When adding or changing model loading, quantization, LoRA/abliteration logic, or merging behavior, follow these explicit rules to ensure correctness, compatibility and reproducibility.
1) Explicit quantization and dtype handling
Provide a single helper that builds BitsAndBytesConfig from settings and the chosen dtype.

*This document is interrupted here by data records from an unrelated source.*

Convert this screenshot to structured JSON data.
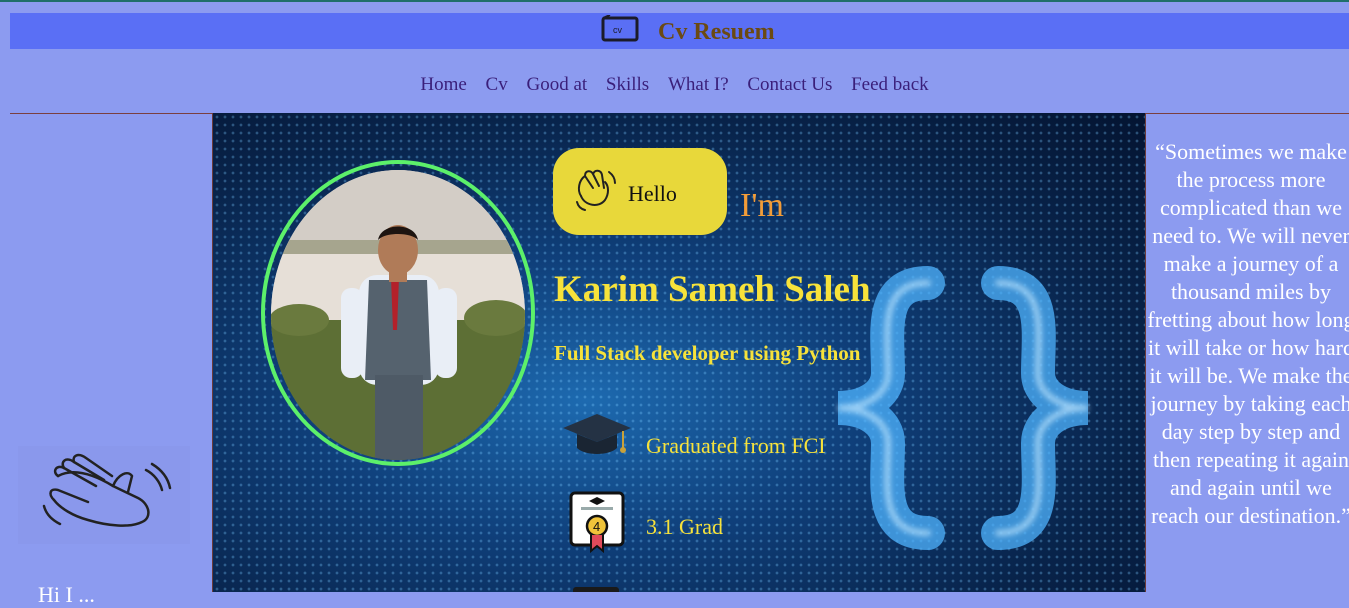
{
  "brand": {
    "title": "Cv Resuem",
    "logo_icon": "cv-monitor-icon"
  },
  "nav": {
    "items": [
      {
        "label": "Home"
      },
      {
        "label": "Cv"
      },
      {
        "label": "Good at"
      },
      {
        "label": "Skills"
      },
      {
        "label": "What I?"
      },
      {
        "label": "Contact Us"
      },
      {
        "label": "Feed back"
      }
    ]
  },
  "left": {
    "icon": "waving-hand-icon",
    "text": "Hi I ..."
  },
  "hero": {
    "greeting": "Hello",
    "im": "I'm",
    "name": "Karim Sameh Saleh",
    "role": "Full Stack developer using Python",
    "items": [
      {
        "icon": "graduation-cap-icon",
        "text": "Graduated from FCI"
      },
      {
        "icon": "certificate-icon",
        "text": "3.1 Grad"
      }
    ],
    "colors": {
      "accent": "#f7e23a",
      "pill": "#e8d83a",
      "ring": "#5cf06a",
      "im": "#f29c38"
    }
  },
  "quote": {
    "text": "“Sometimes we make the process more complicated than we need to. We will never make a journey of a thousand miles by fretting about how long it will take or how hard it will be. We make the journey by taking each day step by step and then repeating it again and again until we reach our destination.”"
  }
}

For 4-bit require an explicit compute dtype (e.g., torch.bfloat16) and document why (bnb dequantizes to compute_dtype each forward).
Print clear messages when a model is loaded in 4/8-bit and when compute_dtype is chosen.
Keep a documented dtype cascade (e.g., [“auto”,”float16”,”bfloat16”,”float32”]) and explain fallback rationale in code comments.
Store/reuse a single peft_config object rather than duplicating LoRA construction logic.
If you compute target weight deltas directly (instead of training), set lora_alpha == r to avoid extra scaling: lora_alpha must equal LoRA rank so alpha/r == 1.
Initialize PEFT with explicit targets (leaf names) and document that extra adapters on unrelated modules are harmless if unused.
Expose an enum (NONE/PRE/FULL) and implement each mode explicitly:
PRE: apply row norms to LoRA_B so adapters act on original W
FULL: apply update, normalize rows, restore original row norms, compute delta, then extract low-rank approximation via svd_lowrank
NONE: apply low-rank update directly
When forming LoRA components from SVD, balance singular values across A and B for numerical stability (e.g., use sqrt(S) into both sides) and document why.
Snippet (FULL flow outline):
W = W_org.view(W.shape[0], -1)
W = W + lora_B @ lora_A
W = F.normalize(W, p=2, dim=1)
W = W * W_row_norms
W = W - W_org
U, S, Vh = torch.svd_lowrank(W, q=2*r+4)
When inspecting model layers, unwrap PeftModel (e.g., model.base_model.model) to find language layers.
Use a hybrid path: if a module has LoRA adapters (hasattr(module, ‘lora_A’)), perform LoRA-based abliteration; otherwise fall back to direct weight modification on nn.Parameter tensors. This ensures support for non-standard implementations (e.g., GPT-OSS) without breaking standard models.
Flatten weight matrices for conv/4D tensors to (out_features, in_features) when constructing LoRA components, so LoRA storage matches PEFT expectations.
5) Safe merging for quantized models
Before merging adapters into a quantized model, copy adapter parameters to CPU:
adapter_state = {name: param.data.clone().cpu() for name, param in peft_model.named_parameters() if ‘lora_’ in name}
Reload base model on CPU (device_map=’cpu’, appropriate torch_dtype), create a peft wrapper with the same peft_config, copy adapter_state into it, then call merge_and_unload() on that CPU model. Warn users about memory usage and provide an “adapter-only” save option.
After merge_and_unload, mark that the running process may need a full reload if further LoRA operations are expected.
6) Data processing and diagnostics
Implement winsorization/clamping per-layer (and per-prompt if desired) but document axes and intent clearly. Add explanatory comments in code about the chosen axis.
Avoid redundant safety guards that mask underlying bugs (e.g., negative KL indicates a calculation bug and should not be silently clamped).
7) UX, tests, and diagnostics
Prompt users clearly when requiring trust_remote_code; set trusted_models[model] only after a successful load that required confirmation.
Enumerate all detected devices (GPU count and names) for clearer logs.
Use small toy models in unit/CI tests to avoid large downloads and flakiness.
Why this matters (motivation)
Generative AI stacks mix many moving parts: quantization, PEFT/LoRA, architecture variations (modules vs raw parameters), and numerical normalization. Making integration rules explicit prevents subtle bugs (incorrect scaling, broken merges, unsupported layers), ensures reproducible experiments, and avoids user/system-level failures (OOM during CPU merges).
References: discussions about LoRA scaling, normalization and merging, quantization config and compute dtype, hybrid compatibility and PEFT unwrapping, winsorization axis and testing guidance (see source discussions).